With the support of ViiV Healthcare’s Positive Action, we launched the Tackling Multi-Layered Stigma project. We didn’t want to make assumptions about why people were avoiding care, so we went straight to the source. We carried out a detailed stakeholder mapping exercise and selected six public hospitals across Lagos, Ogun, and Ekiti states to serve as our pilot facilities.
What we found during this needs assessment was eye-opening. Stigma in a hospital isn’t always loud or aggressive. Often, it’s an uncomfortable look from a security guard at the gate, a hushed whisper at the reception desk, or a lack of privacy in a waiting room. These small, everyday moments are what cause a patient to walk out and never come back.
We knew TIERs couldn’t solve this alone, and we didn’t want to. True impact lies in the power of collaboration. We sat at the table with the National Agency for the Control of AIDS (NACA), the Lagos State Agency for the Control of AIDS (LSACA), and other state partners.

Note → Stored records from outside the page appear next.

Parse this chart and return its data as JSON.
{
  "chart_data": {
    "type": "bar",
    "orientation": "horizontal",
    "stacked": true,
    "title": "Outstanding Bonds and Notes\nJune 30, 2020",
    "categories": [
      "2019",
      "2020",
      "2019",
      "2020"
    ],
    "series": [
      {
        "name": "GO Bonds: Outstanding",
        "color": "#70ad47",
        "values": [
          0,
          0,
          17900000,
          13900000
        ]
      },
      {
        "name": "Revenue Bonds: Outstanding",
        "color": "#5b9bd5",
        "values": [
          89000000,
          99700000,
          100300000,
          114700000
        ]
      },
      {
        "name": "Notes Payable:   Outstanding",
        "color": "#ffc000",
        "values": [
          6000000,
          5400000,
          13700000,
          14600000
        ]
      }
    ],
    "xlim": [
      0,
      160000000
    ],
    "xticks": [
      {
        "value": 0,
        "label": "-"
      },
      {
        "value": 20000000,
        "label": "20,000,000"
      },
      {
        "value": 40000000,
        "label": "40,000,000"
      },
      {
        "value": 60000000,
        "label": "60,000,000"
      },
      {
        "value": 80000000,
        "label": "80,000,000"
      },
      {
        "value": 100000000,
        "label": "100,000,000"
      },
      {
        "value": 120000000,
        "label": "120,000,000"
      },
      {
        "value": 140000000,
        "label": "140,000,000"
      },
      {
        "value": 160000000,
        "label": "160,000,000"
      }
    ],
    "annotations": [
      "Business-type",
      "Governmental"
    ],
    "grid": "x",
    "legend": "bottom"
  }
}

Together with these agencies, hospital staff, and patients, we co-created new Information, Education, and Communication (IEC) materials. We stripped away the cold, scary medical jargon and designed messages in multiple formats using relatable language that speaks directly to everyday people. These materials have now been physically installed across the pilot hospitals, turning cold clinical spaces into visual environments of safety, respect, and dignity.

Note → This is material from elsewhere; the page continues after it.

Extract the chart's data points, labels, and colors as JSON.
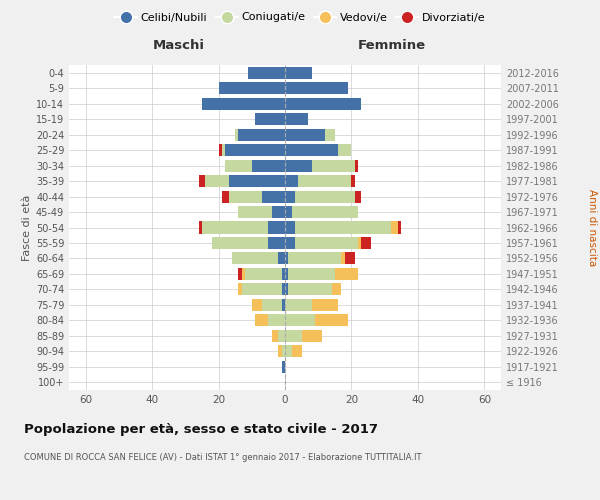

But posters alone don’t change behaviour; people do. That is why the next phase of our roadmap focuses heavily on intensive sensitivity training for healthcare providers. This isn’t just for doctors and nurses; it is for the administrative staff, the medical records teams, and the security personnel. Every single person a patient interacts with must understand how to provide care rooted in human rights and empathy.
What started as a localised effort to protect our community has grown into something much bigger. In a massive win for sustainability, our co-created materials have now been officially adopted and featured on the NACA national resources dashboard.

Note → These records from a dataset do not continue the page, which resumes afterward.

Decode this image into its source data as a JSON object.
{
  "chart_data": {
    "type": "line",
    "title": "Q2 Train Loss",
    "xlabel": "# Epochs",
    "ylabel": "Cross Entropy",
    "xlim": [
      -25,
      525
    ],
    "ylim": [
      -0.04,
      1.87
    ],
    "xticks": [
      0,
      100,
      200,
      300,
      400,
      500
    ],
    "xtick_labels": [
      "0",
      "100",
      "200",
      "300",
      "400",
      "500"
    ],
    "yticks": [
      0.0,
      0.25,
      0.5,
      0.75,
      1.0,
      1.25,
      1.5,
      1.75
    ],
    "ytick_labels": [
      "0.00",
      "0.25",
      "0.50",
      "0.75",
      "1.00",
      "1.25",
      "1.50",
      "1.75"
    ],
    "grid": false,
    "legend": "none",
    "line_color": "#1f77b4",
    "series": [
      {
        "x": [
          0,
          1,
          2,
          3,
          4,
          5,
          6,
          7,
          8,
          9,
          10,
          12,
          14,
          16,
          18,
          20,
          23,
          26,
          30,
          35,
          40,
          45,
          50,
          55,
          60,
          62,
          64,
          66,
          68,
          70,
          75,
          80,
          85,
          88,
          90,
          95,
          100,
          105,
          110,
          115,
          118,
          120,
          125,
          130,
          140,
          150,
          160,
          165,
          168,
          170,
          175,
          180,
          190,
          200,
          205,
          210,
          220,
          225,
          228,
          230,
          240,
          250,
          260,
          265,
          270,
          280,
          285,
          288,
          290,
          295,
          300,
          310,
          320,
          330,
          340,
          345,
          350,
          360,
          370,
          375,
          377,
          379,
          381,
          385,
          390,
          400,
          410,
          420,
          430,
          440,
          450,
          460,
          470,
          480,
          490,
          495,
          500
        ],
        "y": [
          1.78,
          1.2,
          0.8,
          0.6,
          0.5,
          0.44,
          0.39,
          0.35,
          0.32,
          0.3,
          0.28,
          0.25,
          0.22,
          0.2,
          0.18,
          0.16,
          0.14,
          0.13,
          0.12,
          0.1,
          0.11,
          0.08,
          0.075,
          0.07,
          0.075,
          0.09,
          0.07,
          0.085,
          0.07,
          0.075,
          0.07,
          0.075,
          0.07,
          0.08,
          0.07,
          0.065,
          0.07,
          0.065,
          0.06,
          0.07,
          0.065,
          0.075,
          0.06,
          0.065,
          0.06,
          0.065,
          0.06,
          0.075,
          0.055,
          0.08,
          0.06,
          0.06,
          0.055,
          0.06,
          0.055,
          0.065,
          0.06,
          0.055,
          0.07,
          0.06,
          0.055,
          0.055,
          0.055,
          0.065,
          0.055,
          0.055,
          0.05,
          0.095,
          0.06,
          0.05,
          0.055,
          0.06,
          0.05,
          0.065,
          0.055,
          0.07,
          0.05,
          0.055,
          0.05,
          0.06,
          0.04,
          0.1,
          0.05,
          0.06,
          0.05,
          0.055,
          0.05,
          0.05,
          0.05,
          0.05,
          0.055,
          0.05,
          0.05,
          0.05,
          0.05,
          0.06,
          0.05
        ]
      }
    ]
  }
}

This means our six-hospital pilot project is no longer just a temporary intervention; it has become a national blueprint that other states can use to scale up stigma-free care across Nigeria.
We are incredibly proud of this milestone, not because it makes TIERs look good, but because it proves that when civil society and government join hands, we can build a public health system where no one is forced to choose between their dignity and their life. The future of HIV prevention isn’t just about distributing medicine; it is about creating a world where everyone feels safe enough to receive it.